Fearing political division in the parliament and the country at large, Iraqi Prime Minister Nouri al-Maliki won't sign the just-completed agreement on the status of U.S. troops in Iraq, a leading lawmaker said on Friday.
Shelving the accord would constitute a major setback both for the Bush administration, which has been seeking to establish a legal basis for the extended presence of the 151,000 U.S. troops, and for Iraq, which gained notable concessions in the draft accord reached one week ago.
“No, he will not” submit the agreement to the parliament, Sheikh Jalal al-Din al-Sagheer, the deputy head of the Islamic Supreme Council of Iraq, told McClatchy Newspapers. “For this matter, we need national consensus.”
Instead, al-Sagheer said, Iraq's political leaders are thinking about seeking an extension of the United Nations mandate for the presence of U.S. troops that expires Dec. 31. Russia, a member of the U.N. Security Council, had given Iraq a direct assurance that it wouldn't veto an extension, he said, adding it was likely to last between six months and a year.

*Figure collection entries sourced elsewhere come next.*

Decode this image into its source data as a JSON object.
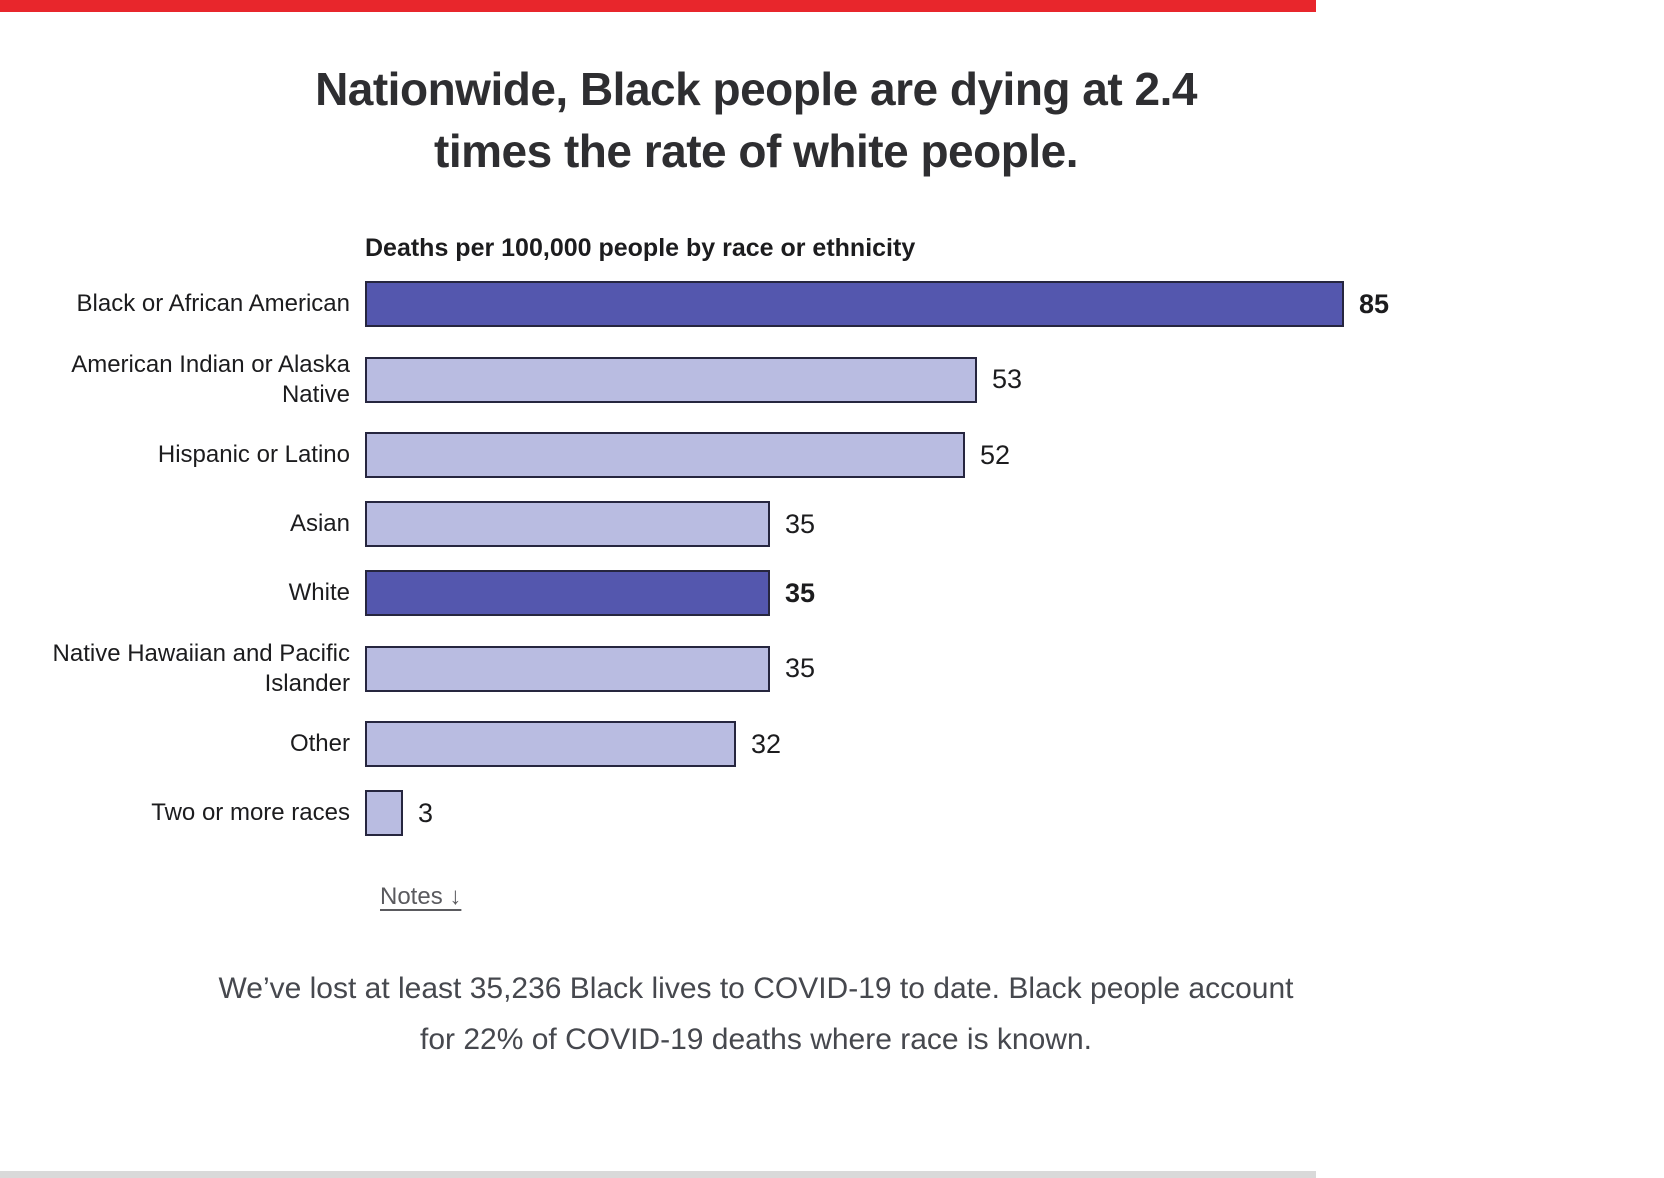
{
  "header": {
    "title": "Nationwide, Black people are dying at 2.4 times the rate of white people."
  },
  "chart_data": {
    "type": "bar",
    "orientation": "horizontal",
    "title": "Deaths per 100,000 people by race or ethnicity",
    "categories": [
      "Black or African American",
      "American Indian or Alaska Native",
      "Hispanic or Latino",
      "Asian",
      "White",
      "Native Hawaiian and Pacific Islander",
      "Other",
      "Two or more races"
    ],
    "values": [
      85,
      53,
      52,
      35,
      35,
      35,
      32,
      3
    ],
    "highlighted": [
      true,
      false,
      false,
      false,
      true,
      false,
      false,
      false
    ],
    "xlim": [
      0,
      85
    ],
    "legend": "none",
    "grid": false,
    "colors": {
      "highlight_fill": "#5457ae",
      "default_fill": "#b9bce1",
      "bar_border": "#26263f"
    }
  },
  "notes": {
    "label": "Notes ↓"
  },
  "footer": {
    "text": "We’ve lost at least 35,236 Black lives to COVID-19 to date. Black people account for 22% of COVID-19 deaths where race is known."
  }
}
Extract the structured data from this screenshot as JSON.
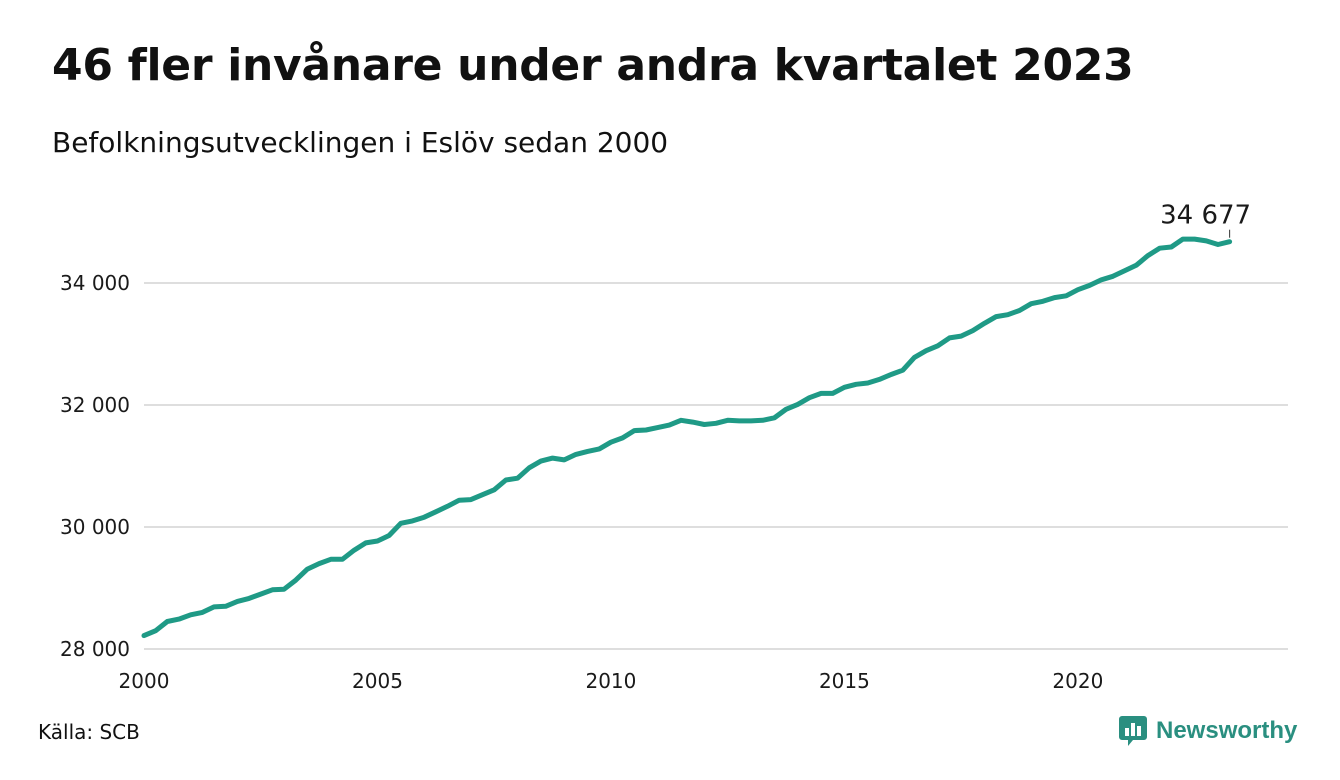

Ali al-Adeeb, the chief of staff of al-Maliki's Dawa party, said Wednesday that the Iraqi parliament “cannot approve this pact in its current form.”
Top U.S. military officials have warned of serious consequences should the agreement not be signed. Adm. Mike Mullen, chairman of the Joint Chiefs of Staff, said this week that Iraq's forces “will not be ready to provide for their security” after the current U.N. mandate runs out.
“And in that regard there is great potential for losses of significant consequence,” Mullen said.
Gen. Ray Odierno, the top U.S. commander in Iraq, told USA Today: “Without (a security agreement), we would potentially have to cease all operations.”
Iraqis , however, are adamant that the accord must be open to further amendments if they are to approve it.